Burak Demiralay, Efficient Primer Design for Genotype and Subtype Detection of Highly Divergent Viruses in Large Scale Genome Datasets

Ph.D. Candidate: Burak Demiralay
Program: Health Informatics
Date: 11.09.2023 / 17:00
Place: A-212

Abstract: Identification of microorganisms is a crucial step in diagnostics, pathogen screening, biomedical research, evolutionary studies, agriculture, and biological threat assessment. While progress has been made in studying larger organisms, there is a need for an efficient and scalable method that can handle thousands of whole genomes for organisms with high mutation rates and genetic diversity such as single stranded viruses. In this study, we developed a method to extract sequences that would detect the presence of a given species/subspecies using the PCR method. Species detection in any analysis depends highly on the measurement method and since thermodynamic interactions are critical in PCR, thermodynamics is the main driving force in the proposed methodology. We applied our method to three highly divergent viruses; 1) HCV, where the subtypes differ in 31%-33% of nucleotide sites on the average, 2) HIV, for which, 25-35% between-subtype and 15-20% within-subtype variation is observed, and 3) the Dengue virus, whose respective genomes (only DENV 1–4) share 60% sequence identity to each other.

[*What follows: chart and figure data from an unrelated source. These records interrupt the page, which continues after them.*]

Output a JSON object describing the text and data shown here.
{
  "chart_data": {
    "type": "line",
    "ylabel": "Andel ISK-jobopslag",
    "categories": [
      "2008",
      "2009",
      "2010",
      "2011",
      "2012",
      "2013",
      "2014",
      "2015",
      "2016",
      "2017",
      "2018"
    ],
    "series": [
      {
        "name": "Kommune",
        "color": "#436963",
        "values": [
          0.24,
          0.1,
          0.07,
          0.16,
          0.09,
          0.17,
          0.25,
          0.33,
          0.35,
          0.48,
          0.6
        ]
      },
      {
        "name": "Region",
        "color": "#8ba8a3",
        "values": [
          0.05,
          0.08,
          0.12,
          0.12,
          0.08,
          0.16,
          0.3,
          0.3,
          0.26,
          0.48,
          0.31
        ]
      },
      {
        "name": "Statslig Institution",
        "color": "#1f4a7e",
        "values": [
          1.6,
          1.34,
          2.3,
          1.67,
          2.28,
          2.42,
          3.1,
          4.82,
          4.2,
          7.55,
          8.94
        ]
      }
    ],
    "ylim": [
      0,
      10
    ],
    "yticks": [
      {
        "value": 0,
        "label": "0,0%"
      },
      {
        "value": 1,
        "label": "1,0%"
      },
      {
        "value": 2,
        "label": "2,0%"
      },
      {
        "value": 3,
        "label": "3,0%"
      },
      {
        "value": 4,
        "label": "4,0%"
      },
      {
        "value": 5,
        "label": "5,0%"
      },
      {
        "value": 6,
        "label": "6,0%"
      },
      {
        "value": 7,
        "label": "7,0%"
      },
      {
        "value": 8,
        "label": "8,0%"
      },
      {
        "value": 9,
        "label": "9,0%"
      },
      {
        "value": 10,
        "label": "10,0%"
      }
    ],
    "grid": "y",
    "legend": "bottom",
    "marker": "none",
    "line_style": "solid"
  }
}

Using our method, we were able to select oligonucleotides that can identify in silico 99.9% of 1657 HCV genomes, 99.7% of 11838 HIV genomes, and 95.4% of 4016 Dengue genomes. We also show subspecies identification on genotypes 1-6 of HCV and genotypes 1-4 of the Dengue virus with >99.5% true positive and <0.05% false positive rate, on average. None of the state- of-the-art methods can produce oligonucleotides with this specificity and sensitivity on highly divergent viral genomes like the ones we studied in this thesis.